Metti però che un paio di bocce finiscano fuori posto, che il più banale degli imprevisti vada a guastare il congegno pensato prima della gara. Come è successo ieri quando il portiere Gillet, sbagliando l’uscita su un calcio d’angolo, ha regalato allo Spezia il gol di un immeritato pareggio. Metti che qualcosa vada storta, e a quel punto non basta solo saper di tattica. Serve avere riflessi pronti, leggere la partita in corsa e saperle cambiare il volto con decisione. Ed è qui che Marcolin – ieri pomeriggio, ma anche in qualche precedente occasione – non ha granché convinto.

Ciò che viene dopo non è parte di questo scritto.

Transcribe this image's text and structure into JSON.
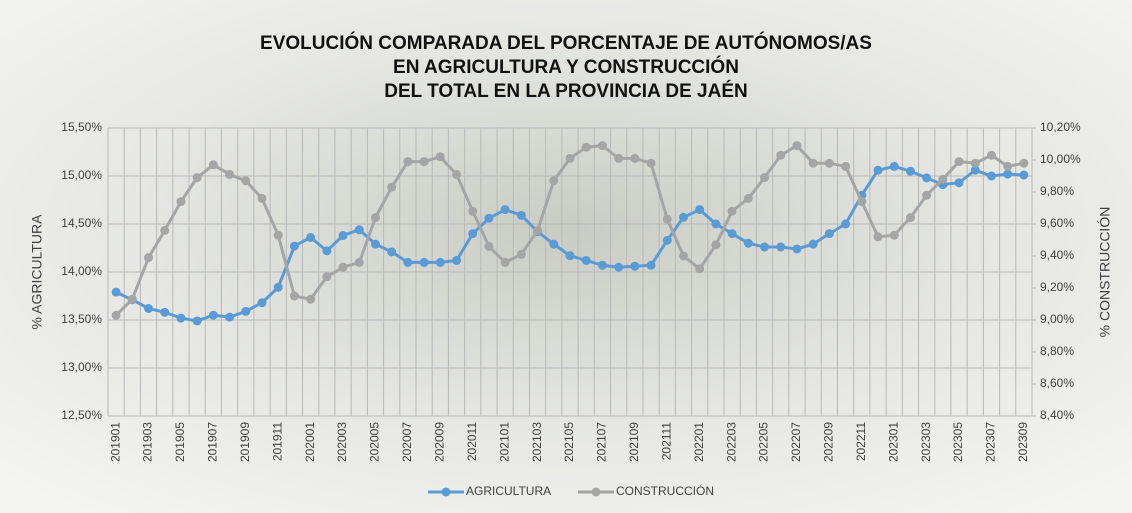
{
  "chart_data": {
    "type": "line",
    "title": [
      "EVOLUCIÓN COMPARADA DEL PORCENTAJE DE AUTÓNOMOS/AS",
      "EN AGRICULTURA Y CONSTRUCCIÓN",
      "DEL TOTAL EN LA PROVINCIA DE JAÉN"
    ],
    "ylabel": "% AGRICULTURA",
    "y2label": "% CONSTRUCCIÓN",
    "categories": [
      "201901",
      null,
      "201903",
      null,
      "201905",
      null,
      "201907",
      null,
      "201909",
      null,
      "201911",
      null,
      "202001",
      null,
      "202003",
      null,
      "202005",
      null,
      "202007",
      null,
      "202009",
      null,
      "202011",
      null,
      "202101",
      null,
      "202103",
      null,
      "202105",
      null,
      "202107",
      null,
      "202109",
      null,
      "202111",
      null,
      "202201",
      null,
      "202203",
      null,
      "202205",
      null,
      "202207",
      null,
      "202209",
      null,
      "202211",
      null,
      "202301",
      null,
      "202303",
      null,
      "202305",
      null,
      "202307",
      null,
      "202309"
    ],
    "series": [
      {
        "name": "AGRICULTURA",
        "color": "#5b9bd5",
        "axis": "y",
        "values": [
          13.79,
          13.71,
          13.62,
          13.58,
          13.52,
          13.49,
          13.55,
          13.53,
          13.59,
          13.68,
          13.84,
          14.27,
          14.36,
          14.22,
          14.38,
          14.44,
          14.29,
          14.21,
          14.1,
          14.1,
          14.1,
          14.12,
          14.4,
          14.56,
          14.65,
          14.59,
          14.42,
          14.29,
          14.17,
          14.12,
          14.07,
          14.05,
          14.06,
          14.07,
          14.33,
          14.57,
          14.65,
          14.5,
          14.4,
          14.3,
          14.26,
          14.26,
          14.24,
          14.29,
          14.4,
          14.5,
          14.8,
          15.06,
          15.1,
          15.05,
          14.98,
          14.91,
          14.93,
          15.06,
          15.0,
          15.02,
          15.01
        ]
      },
      {
        "name": "CONSTRUCCIÓN",
        "color": "#a5a5a5",
        "axis": "y2",
        "values": [
          9.03,
          9.13,
          9.39,
          9.56,
          9.74,
          9.89,
          9.97,
          9.91,
          9.87,
          9.76,
          9.53,
          9.15,
          9.13,
          9.27,
          9.33,
          9.36,
          9.64,
          9.83,
          9.99,
          9.99,
          10.02,
          9.91,
          9.68,
          9.46,
          9.36,
          9.41,
          9.56,
          9.87,
          10.01,
          10.08,
          10.09,
          10.01,
          10.01,
          9.98,
          9.63,
          9.4,
          9.32,
          9.47,
          9.68,
          9.76,
          9.89,
          10.03,
          10.09,
          9.98,
          9.98,
          9.96,
          9.74,
          9.52,
          9.53,
          9.64,
          9.78,
          9.88,
          9.99,
          9.98,
          10.03,
          9.96,
          9.98
        ]
      }
    ],
    "ylim": [
      12.5,
      15.5
    ],
    "yticks": [
      {
        "value": 12.5,
        "label": "12,50%"
      },
      {
        "value": 13,
        "label": "13,00%"
      },
      {
        "value": 13.5,
        "label": "13,50%"
      },
      {
        "value": 14,
        "label": "14,00%"
      },
      {
        "value": 14.5,
        "label": "14,50%"
      },
      {
        "value": 15,
        "label": "15,00%"
      },
      {
        "value": 15.5,
        "label": "15,50%"
      }
    ],
    "y2lim": [
      8.4,
      10.2
    ],
    "y2ticks": [
      {
        "value": 8.4,
        "label": "8,40%"
      },
      {
        "value": 8.6,
        "label": "8,60%"
      },
      {
        "value": 8.8,
        "label": "8,80%"
      },
      {
        "value": 9,
        "label": "9,00%"
      },
      {
        "value": 9.2,
        "label": "9,20%"
      },
      {
        "value": 9.4,
        "label": "9,40%"
      },
      {
        "value": 9.6,
        "label": "9,60%"
      },
      {
        "value": 9.8,
        "label": "9,80%"
      },
      {
        "value": 10,
        "label": "10,00%"
      },
      {
        "value": 10.2,
        "label": "10,20%"
      }
    ],
    "grid": true,
    "legend": "bottom"
  }
}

Con il Catania ancora in vantaggio, il tecnico ha mandato in campo un centrocampista offensivo, Sciaudone. Ma lo ha messo a giocare in difesa, in un ruolo per cui non pare molto tagliato, e in cui ieri ha sofferto parecchio. Mentre tutti s’aspettavano che ritirasse dal campo Escalante, il quale era ammonito e non ce la faceva più. Escalante, del resto, è uscito poco dopo. Ma il suo sostituto, Chrapek, non ha fatto granché per smentire il pubblico; che ne aveva accompagnato l’ingresso in campo con il sonoro scetticismo meritato dalle sue precedenti prestazioni. 

Una serie di cambi, quella decisa da Marcolin, che sarebbe stata certamente giudicata geniale se la sua scelta di sguarnire la difesa avesse alla fine portato alla vittoria. Ma che invece è risultata inutilmente cervellotica, dato che ha contribuito a spingere i rossazzurri vicinissimo a un’altra sconfitta.

Non è che, detto questo, io auspichi l’esonero di Marcolin. Solo, ripenso al fatto che un discreto allenatore lo avevamo già in casa mesi fa, e si chiamava Sannino. Che quest’allenatore è stato cacciato non per demeriti tecnici, ma solo per aver detto chiaro e tondo che, con l’organico messo insieme da Cosentino, la squadra non sarebbe andata da nessuna parte. Cosa che la società ha sempre smentito a parole, ma confermato con i fatti quando ha rifatto l’organico nel mercato di gennaio. Ripenso al fatto che a esonerare Sannino è stato in realtà Ventrone, il preparatore atletico contestato da tutti e difeso a spada tratta, fino all’altro ieri, dalla società; e poi finalmente – e tardivamente – esonerato dopo la sconfitta interna col Frosinone. Ripenso al fatto che, per concedersi lo sfizio di cacciare Sannino, il Catania ha affidato un breve interregno a Pellegrino. Con la conseguenza di aggravare ancora la sua posizione in classifica. Ripenso a questo, e mi domando cosa sarebbe cambiato se la società avesse gestito questa stagione con un altro atteggiamento: quello di chi persegue il bene della squadra, non di chi insiste pervicacemente a difendere i guai procurati da Cosentino.

Ripenso a questo e non so, francamente, come potremo tirarcene fuori. Perché le scelte giuste andavano fatte prima, a bocce ferme. Non adesso che le bocce girano, e quasi mai nel verso giusto.

Ma insomma, pur ripensando a questo, non sono tra quanti cominciano ora a chiedere la testa di Marcolin. Al quale oggi non posso far altro che augurare tutto il bene possibile.

Solo che poi, se uno ripensa a tutto questo, a girare non sono soltanto le bocce.